Monday, May 14th
6:45 PM - 9 PM
Peter Chelnik's GO-CAT-GO! Poetry Event
~featuring~
ROBERT GIBBONS
@
Gracie's Corner Diner
352 E 86th St
(between 1st Ave & 2nd Ave)\
New York, NY 10028
Neighborhoods: Yorkville, Upper East Side
(212) 737-8505
FREE! Open Mic for Poetry
your food/beverage purchase helps support the venue
Robert Gibbons, originally from Belle Glade (Palm Beach County) Florida, is an actor, model, musician, educator, writer and spoken word artist. His work has been published widely online and in print in places like Cartier Street Review, Nomad's Choir, Stained Sheets, and The Palm Beach Post, appearing in several anthologies, Dinner With the Muse, The Anthology of the Green Pavilion Poetry Event, ed. Evie Ivy (Ra Rays Press, 2009), The Brownstone Poets, ed. by Patricia Carragon and hell strung and crooked, eds. Jane Ormerod, Ice Gayle Johnson, Brant Lyon, Tom Fucalora (Uphook Press, 2011).
A popular performance poet he has been featured for Kairo's Cafe at the Church of the Village, Saturn Series at Nightingale Cafe, Poets on White at Space on White, and at The Cornelia Street Cafe, among other venues.
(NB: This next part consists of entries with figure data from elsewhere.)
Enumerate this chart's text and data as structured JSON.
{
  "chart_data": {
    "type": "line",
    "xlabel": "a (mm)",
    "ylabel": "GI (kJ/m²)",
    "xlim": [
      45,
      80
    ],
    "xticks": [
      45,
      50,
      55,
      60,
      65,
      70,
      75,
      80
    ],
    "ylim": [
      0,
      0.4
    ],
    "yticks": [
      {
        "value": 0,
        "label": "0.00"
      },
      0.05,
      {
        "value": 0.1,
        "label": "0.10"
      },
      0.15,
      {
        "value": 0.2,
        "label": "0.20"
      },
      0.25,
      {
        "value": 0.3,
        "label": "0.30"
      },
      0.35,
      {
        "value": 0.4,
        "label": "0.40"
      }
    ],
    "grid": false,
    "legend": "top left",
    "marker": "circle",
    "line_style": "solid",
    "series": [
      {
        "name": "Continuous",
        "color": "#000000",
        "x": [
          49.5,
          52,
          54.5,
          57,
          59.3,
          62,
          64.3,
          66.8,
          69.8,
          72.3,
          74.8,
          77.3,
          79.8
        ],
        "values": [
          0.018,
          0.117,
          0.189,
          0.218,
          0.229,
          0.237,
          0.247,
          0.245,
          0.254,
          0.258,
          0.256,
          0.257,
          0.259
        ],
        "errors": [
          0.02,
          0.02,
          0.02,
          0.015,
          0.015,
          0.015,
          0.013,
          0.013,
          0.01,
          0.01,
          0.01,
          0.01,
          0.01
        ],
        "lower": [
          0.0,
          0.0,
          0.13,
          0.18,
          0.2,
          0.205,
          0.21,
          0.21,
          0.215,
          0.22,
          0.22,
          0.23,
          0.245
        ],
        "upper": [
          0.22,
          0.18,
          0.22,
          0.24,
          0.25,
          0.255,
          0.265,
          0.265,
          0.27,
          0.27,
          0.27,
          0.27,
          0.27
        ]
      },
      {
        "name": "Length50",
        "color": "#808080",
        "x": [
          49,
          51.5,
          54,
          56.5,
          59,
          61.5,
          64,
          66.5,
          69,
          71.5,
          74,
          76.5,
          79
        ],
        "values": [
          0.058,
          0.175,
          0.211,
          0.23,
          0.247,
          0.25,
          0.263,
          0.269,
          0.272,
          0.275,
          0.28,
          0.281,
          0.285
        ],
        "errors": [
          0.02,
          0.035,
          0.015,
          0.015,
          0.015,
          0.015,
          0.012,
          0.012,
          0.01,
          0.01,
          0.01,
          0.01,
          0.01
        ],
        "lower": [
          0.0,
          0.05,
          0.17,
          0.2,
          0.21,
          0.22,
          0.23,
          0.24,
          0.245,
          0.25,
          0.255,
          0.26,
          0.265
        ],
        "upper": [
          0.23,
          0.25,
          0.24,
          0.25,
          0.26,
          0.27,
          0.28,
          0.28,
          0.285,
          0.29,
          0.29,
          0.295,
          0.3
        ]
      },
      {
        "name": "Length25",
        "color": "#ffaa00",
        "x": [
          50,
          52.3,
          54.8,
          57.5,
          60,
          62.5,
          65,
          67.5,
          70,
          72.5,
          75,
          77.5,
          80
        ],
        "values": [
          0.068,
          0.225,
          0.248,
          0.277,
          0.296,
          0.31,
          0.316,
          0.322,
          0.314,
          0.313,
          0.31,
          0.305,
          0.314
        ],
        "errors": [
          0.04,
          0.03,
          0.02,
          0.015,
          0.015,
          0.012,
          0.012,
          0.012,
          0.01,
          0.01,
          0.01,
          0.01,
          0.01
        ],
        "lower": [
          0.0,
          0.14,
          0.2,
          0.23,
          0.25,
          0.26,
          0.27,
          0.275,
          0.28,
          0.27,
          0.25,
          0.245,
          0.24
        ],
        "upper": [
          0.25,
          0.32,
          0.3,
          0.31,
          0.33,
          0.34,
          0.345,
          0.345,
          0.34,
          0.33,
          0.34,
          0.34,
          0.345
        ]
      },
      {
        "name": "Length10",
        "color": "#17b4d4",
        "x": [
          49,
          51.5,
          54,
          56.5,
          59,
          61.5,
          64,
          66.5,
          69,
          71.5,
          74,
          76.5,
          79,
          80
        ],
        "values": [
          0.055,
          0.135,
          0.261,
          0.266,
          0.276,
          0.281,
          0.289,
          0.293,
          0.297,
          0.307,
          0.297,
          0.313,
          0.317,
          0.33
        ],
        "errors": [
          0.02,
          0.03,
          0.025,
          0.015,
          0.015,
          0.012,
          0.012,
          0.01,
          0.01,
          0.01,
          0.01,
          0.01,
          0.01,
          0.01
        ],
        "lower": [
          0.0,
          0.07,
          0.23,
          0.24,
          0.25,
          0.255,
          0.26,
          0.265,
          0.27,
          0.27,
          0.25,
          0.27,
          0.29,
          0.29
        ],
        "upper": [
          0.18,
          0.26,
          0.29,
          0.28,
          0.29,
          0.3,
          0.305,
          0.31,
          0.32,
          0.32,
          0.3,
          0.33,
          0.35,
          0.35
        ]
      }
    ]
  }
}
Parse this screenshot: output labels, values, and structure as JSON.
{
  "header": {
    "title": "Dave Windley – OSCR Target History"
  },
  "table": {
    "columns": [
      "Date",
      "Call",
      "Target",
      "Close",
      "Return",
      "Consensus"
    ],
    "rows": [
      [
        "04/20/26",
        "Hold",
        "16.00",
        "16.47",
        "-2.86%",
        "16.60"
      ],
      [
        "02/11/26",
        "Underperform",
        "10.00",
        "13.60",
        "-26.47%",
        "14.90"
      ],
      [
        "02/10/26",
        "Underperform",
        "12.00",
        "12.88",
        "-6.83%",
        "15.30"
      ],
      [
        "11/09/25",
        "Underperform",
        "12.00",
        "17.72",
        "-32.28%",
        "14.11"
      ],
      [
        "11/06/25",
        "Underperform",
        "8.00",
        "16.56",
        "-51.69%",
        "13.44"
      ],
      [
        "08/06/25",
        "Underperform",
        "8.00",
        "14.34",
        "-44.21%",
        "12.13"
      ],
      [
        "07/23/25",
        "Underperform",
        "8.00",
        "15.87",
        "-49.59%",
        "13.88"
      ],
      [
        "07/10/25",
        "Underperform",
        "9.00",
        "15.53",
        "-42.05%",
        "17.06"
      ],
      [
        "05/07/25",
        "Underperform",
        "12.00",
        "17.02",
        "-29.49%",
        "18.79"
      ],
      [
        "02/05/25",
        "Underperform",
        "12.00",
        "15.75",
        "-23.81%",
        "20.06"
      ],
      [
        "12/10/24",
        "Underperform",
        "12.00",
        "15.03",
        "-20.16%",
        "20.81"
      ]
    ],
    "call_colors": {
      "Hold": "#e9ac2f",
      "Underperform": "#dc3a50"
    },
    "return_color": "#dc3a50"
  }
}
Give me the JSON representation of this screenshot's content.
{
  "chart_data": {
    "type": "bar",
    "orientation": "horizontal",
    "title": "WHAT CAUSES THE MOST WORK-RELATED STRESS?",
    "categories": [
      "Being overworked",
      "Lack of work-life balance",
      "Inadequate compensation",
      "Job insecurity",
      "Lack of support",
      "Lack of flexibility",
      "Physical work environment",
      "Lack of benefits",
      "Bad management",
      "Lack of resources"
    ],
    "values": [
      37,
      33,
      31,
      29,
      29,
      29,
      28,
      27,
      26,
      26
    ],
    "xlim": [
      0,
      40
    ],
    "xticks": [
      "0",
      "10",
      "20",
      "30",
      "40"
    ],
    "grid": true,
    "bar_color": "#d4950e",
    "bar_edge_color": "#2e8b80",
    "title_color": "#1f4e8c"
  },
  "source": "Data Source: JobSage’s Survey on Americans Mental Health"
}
He received his B.S. in History from Florida A&M University in Tallahassee in 1989. Robert has taught in the
Palm Beach County School District; the Prince George’s County School
District; the Fairfax County School District; and now works as an
English Specialist for the Renaissance Charter High School of Innovation
of East Harlem (Manhattan), New York City.
Robert has studied poetry at Cave Canem and the 92Y with master poets Cornelius Eady, Marilyn Nelson, KImiko Hahn,
Nathalie Handal, and Linda Susan Jackson.
Peter Chelnik |
Publisher/Editor Roxanne writes a little bit about the host of Go Cat Go!:
Peter Chelnik is responsible for getting me to read my work in public. In 2003 I went to hear him read at The Back Fence at Dee Anne Gorman's invitation. I had never met him before. There was this big burly "all-American" guy at the mic wearing his trademark Pendleton plaid wool shirt, baseball cap, glasses, mustache. reading list poems and what lists he read. It sounded like jazz rants. No music. But he was making music with his words.And his words were filled with American people and American scenes. big and real just like him. He was terrific. Then after the reading broke up, Bridgid Murnagham, reading curator and our waitress for the day, dragged Dee and me on to the stage to read from our notebooks while Chelnik, along with his brother and nephew cheered us on.
We became fast friends, and Herb and I had the pleasure of publishing a chapbook of his poetry, "Paradise Highway," four years later in 2007.